Selling option spreads has a higher chance of success than naked options, yes. Backtesting on programs like Orats will confirm that. There, I helped with your promotions. Where is my cut?
Losses are inevitable. The best financial minds, traders all lose money. Even @taowave himself has admitted he's lost money (sincerely hope he doesn't anymore). No matter how good you are, you are going to lose money in trading. That's just the nature of the business. The goal in trading is not to never lose money; it's to make money and make more than you lose. As long as you can make more than you lose, you are good. Don't listen to people bragging about their yachts, watches or whatever. They could all be fake. I never pay attention to people's material wealth or their "supposed" material wealth. I look at their trading strategy. If their strategy makes sense then they might be good. If their strategy is garbage, then their "supposed" material wealth is all fake or as my nephew would say, "trash". LOL Never focus on what they have. Focus on what they do. That's my motto. Cuz if what they do doesn't make sense, everything that they have is fake or can be all gone one day, sometimes sooner than you think.
There's so much truth, wisdom and love to fellow traders. Its indeed true that writing options can generate income, just not all the time. The trend is your friend until it bends ...n losses are part of the game. Our goal as trader should be aimed at being the best loser, watching the losses in your account grew higher every year (provided you're in the game n not busted, your losses are 20% while gains are 80%)
Even Taowave?? I appreciate the praise,but I have been very fortunate my wopper losses were done working at banks,and not on my dime.. Everyone loses,the question is how big
And what exactly does a "higher chance of success yield"? Are you talking strictly win rate? As a trader,your job isnt,or shouldnt be to maximise the "likelyhood" of success. No,programs like Orats wont confirm your "belief" Are you saying that shorting straddles is an inferior strategy to iron condors? Most of the replys are a VERY simplistic view of option trading,which is OK if you have done the homework..and know what the fook you are doing..

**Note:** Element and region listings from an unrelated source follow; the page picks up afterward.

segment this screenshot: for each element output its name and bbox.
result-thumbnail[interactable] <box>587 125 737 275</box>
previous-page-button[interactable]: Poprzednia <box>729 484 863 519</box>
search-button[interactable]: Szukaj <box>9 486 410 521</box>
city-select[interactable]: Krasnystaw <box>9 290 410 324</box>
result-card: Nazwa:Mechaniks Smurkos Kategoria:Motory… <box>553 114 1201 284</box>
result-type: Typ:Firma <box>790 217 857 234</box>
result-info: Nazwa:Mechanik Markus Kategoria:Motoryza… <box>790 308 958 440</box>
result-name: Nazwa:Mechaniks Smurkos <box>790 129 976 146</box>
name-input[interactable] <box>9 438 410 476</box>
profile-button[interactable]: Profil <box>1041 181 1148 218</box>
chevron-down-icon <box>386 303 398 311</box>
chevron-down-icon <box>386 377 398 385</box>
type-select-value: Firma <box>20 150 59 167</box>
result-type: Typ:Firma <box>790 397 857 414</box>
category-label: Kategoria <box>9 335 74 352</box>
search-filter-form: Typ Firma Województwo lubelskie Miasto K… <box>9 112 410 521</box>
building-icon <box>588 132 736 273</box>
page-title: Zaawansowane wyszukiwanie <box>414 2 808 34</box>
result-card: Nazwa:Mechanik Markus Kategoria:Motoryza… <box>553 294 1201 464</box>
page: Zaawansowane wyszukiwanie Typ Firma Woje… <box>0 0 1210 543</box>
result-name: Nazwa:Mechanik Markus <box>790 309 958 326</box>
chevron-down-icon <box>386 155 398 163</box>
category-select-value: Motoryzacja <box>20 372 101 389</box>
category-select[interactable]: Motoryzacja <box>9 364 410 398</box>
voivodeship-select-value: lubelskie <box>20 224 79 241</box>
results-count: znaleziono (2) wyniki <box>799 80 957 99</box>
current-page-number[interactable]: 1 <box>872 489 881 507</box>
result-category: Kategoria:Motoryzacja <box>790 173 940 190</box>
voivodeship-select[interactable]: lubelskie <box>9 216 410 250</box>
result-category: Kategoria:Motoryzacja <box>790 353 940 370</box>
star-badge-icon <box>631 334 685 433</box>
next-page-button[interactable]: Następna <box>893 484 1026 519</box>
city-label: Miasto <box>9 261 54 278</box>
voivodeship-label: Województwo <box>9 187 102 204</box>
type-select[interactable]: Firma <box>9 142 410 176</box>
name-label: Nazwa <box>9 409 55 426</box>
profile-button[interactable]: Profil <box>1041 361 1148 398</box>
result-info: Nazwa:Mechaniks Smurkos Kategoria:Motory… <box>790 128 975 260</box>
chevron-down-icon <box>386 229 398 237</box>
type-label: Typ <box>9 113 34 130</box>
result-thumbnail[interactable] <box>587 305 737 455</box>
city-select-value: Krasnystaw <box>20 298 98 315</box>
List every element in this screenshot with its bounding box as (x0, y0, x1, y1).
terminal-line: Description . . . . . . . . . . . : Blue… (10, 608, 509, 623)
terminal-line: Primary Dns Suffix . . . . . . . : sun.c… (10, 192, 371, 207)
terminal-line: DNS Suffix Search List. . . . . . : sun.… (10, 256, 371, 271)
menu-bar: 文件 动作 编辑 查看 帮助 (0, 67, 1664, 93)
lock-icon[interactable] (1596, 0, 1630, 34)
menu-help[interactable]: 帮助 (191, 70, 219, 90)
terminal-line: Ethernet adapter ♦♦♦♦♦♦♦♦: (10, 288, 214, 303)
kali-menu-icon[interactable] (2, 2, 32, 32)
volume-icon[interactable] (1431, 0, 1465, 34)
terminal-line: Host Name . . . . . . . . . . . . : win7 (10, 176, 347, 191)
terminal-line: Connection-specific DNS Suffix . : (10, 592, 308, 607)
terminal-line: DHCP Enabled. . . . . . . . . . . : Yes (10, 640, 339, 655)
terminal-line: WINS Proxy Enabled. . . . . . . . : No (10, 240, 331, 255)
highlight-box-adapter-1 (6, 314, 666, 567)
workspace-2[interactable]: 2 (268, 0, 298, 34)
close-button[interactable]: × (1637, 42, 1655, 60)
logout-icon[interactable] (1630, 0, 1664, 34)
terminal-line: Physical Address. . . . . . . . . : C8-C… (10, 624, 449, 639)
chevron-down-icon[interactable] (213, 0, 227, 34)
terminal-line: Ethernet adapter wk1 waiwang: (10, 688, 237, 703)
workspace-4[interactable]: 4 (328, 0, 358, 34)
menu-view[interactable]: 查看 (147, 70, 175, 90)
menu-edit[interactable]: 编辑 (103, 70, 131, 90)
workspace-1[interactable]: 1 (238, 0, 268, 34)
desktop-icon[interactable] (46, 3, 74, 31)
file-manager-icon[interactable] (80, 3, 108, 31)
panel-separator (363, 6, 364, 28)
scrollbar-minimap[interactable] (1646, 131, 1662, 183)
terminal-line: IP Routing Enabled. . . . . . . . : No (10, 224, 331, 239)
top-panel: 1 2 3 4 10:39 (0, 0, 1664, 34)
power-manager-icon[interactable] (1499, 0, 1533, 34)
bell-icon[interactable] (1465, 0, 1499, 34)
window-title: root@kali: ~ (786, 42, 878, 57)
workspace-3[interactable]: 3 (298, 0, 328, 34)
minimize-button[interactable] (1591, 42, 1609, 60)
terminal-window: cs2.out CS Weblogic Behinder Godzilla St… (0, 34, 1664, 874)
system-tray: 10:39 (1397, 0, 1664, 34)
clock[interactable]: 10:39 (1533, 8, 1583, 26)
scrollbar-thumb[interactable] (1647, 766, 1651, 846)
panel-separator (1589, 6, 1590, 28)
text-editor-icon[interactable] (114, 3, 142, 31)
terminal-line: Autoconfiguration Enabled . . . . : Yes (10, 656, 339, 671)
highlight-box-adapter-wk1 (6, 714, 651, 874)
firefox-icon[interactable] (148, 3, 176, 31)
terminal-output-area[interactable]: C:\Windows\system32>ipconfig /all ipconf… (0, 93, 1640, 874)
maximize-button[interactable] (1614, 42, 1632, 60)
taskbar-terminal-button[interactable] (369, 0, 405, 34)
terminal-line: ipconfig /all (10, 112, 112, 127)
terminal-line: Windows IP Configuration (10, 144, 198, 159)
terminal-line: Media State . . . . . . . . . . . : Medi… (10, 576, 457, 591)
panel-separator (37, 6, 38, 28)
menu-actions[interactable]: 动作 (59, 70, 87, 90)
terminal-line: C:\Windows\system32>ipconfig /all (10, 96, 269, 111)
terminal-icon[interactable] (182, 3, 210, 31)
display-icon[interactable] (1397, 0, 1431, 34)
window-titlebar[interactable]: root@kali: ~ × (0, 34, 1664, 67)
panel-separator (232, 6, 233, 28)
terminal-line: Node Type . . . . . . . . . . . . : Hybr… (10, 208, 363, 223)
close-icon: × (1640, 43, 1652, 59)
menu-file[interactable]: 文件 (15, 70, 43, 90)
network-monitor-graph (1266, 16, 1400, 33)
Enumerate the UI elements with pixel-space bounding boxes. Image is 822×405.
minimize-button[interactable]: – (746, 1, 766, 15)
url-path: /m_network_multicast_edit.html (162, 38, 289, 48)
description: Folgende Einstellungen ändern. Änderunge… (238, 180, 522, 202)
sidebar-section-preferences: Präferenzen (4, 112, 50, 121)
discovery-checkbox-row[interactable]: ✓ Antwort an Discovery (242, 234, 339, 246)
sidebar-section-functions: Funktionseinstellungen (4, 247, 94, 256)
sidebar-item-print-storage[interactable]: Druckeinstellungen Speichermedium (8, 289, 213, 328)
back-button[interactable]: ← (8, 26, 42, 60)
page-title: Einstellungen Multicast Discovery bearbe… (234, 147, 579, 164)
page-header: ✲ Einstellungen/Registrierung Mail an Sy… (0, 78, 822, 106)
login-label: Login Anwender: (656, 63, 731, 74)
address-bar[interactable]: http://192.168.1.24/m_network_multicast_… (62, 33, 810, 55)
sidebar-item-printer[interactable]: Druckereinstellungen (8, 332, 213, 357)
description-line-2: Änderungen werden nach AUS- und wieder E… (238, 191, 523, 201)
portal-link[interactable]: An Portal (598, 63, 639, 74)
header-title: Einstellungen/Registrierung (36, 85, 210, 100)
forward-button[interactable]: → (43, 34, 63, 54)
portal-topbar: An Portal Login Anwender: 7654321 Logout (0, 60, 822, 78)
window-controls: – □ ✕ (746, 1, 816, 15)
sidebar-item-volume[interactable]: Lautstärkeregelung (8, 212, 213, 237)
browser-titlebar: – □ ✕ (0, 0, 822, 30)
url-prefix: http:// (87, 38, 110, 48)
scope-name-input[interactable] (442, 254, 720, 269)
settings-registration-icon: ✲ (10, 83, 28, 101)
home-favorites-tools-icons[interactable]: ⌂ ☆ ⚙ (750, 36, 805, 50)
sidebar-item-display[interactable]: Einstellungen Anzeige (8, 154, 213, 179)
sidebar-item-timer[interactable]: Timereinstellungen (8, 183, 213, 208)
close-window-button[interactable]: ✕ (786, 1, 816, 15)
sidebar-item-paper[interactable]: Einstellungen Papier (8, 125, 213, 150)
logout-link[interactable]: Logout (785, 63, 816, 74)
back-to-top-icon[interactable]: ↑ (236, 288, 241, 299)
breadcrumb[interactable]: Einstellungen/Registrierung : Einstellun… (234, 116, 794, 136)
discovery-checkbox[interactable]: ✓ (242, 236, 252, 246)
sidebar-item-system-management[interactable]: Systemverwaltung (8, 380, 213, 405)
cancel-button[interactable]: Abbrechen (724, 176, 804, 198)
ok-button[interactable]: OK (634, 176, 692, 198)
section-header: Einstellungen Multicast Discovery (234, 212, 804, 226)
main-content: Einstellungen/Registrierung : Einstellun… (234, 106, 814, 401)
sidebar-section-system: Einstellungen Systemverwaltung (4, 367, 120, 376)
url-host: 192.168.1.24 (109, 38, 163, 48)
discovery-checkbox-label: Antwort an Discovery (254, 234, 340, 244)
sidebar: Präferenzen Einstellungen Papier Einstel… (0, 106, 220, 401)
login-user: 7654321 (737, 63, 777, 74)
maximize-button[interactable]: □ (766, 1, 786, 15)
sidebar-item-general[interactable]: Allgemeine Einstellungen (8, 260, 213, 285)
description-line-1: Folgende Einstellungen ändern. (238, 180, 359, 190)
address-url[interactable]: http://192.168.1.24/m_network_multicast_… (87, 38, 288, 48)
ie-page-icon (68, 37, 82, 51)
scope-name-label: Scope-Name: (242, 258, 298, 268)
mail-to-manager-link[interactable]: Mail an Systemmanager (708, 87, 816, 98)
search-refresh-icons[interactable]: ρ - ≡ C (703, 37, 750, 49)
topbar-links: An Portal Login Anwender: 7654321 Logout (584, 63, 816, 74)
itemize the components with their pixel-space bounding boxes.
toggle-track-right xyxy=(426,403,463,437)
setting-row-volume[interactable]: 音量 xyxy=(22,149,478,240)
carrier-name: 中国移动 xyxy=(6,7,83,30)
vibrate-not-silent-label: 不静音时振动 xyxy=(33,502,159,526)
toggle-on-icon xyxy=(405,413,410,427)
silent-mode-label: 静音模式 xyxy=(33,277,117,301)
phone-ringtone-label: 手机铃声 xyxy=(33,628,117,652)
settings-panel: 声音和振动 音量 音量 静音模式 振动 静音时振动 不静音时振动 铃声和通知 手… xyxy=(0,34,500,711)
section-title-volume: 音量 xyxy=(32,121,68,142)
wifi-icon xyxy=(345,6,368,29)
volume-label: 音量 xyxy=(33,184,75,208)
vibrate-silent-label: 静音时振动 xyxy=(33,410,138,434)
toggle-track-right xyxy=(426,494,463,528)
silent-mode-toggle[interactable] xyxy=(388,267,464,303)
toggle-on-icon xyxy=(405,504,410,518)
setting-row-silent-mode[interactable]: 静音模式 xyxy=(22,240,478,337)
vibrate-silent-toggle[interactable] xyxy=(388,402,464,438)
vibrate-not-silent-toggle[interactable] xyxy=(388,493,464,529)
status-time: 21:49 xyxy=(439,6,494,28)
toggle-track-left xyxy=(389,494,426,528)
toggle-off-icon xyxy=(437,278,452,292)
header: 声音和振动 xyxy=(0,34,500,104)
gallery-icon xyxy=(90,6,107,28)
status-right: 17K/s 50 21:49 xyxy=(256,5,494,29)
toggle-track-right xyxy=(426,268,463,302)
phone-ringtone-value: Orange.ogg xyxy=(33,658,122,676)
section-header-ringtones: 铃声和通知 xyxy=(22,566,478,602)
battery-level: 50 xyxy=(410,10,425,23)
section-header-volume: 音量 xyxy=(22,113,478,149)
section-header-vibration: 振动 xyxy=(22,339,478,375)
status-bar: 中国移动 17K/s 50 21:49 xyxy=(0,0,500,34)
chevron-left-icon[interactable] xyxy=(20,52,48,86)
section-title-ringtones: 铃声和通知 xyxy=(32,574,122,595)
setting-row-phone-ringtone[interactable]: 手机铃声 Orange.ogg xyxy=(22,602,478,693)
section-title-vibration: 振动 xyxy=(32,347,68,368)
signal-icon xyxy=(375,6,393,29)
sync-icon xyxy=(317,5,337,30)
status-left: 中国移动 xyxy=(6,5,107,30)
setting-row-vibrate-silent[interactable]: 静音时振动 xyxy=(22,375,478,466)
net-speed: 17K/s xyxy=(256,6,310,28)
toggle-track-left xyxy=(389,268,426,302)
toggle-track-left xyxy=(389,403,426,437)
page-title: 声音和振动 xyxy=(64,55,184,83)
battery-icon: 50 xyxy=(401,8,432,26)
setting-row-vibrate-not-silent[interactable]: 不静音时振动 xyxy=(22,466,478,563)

I read a couple of his books. They are good and basic...Follow Rich Dad, not Poor Dad and you should be good. If you have skills (and common sense) you may want to wait for a recession. Then buy the worst house in the best neighborhood...Turn it into a rental. You do the sweat labor (you can do), then have the contractors do the rest. I would then get a rental company to manage it for the first year. You are out of your league when it comes to choosing tenants...Let a professional do it. Concerning selling covered call options...Just read my threads here on these forums. It should be covered calls (with put buybacks)...Since it takes years to know/master the other trades. A few things I have learned here over the years concerning covered calls. If it is a quality company, then do a call way OTM (out of the money). Others will disagree with this strategy (believing one or two months out would be better). The company must be a quality company with good consistent earnings. A biotech company with one product going through an approval process, would be the EXACT opposite of what you want to do!! You would be clinging to stage approval. The company could drop in half ("not be a going concern") in a day/hour!! Think buying Microsoft, Apple, ADM...An industry leader. You can do a "leap"...Look up leaps (Investopedia will become your friend). If the stock drops 20%, be willing to buy back the option and cut your losses...Unless you believe to was a "one off" for the company. Be careful...I thought GM's loss in 2008 was a one off...No, it was fundamentally a wrong trade. It went bankrupt...Then they reissued stock. If you have a good stock (with a covered call) you could lose it because it is a "good stock" and the markets sees it's value. So I do it, but I have had to learn from my mistakes... One last thing that throws a wrench into things...Super inflation. By doing covered calls, the stock may rise from the market risings. People have dollars so they invest into good companies...The company has a good quarter (and with the abundance of money out there), the option gets called away. You then have to look for your next investment...Undervalued companies. A never ending cycle...Not for the faint of heart. Sooo...Fund your IRA/401k to the max. Watch your spending...Find value in products (cars, house, groceries, entertainment). Have a 6 month emergency fund. Buy some QQQ and S & P 500 index...And stop and smell the roses.
My friends buy lottery tickets, I buy options, single legs, no spreads. I like my losses capped and gains uncapped.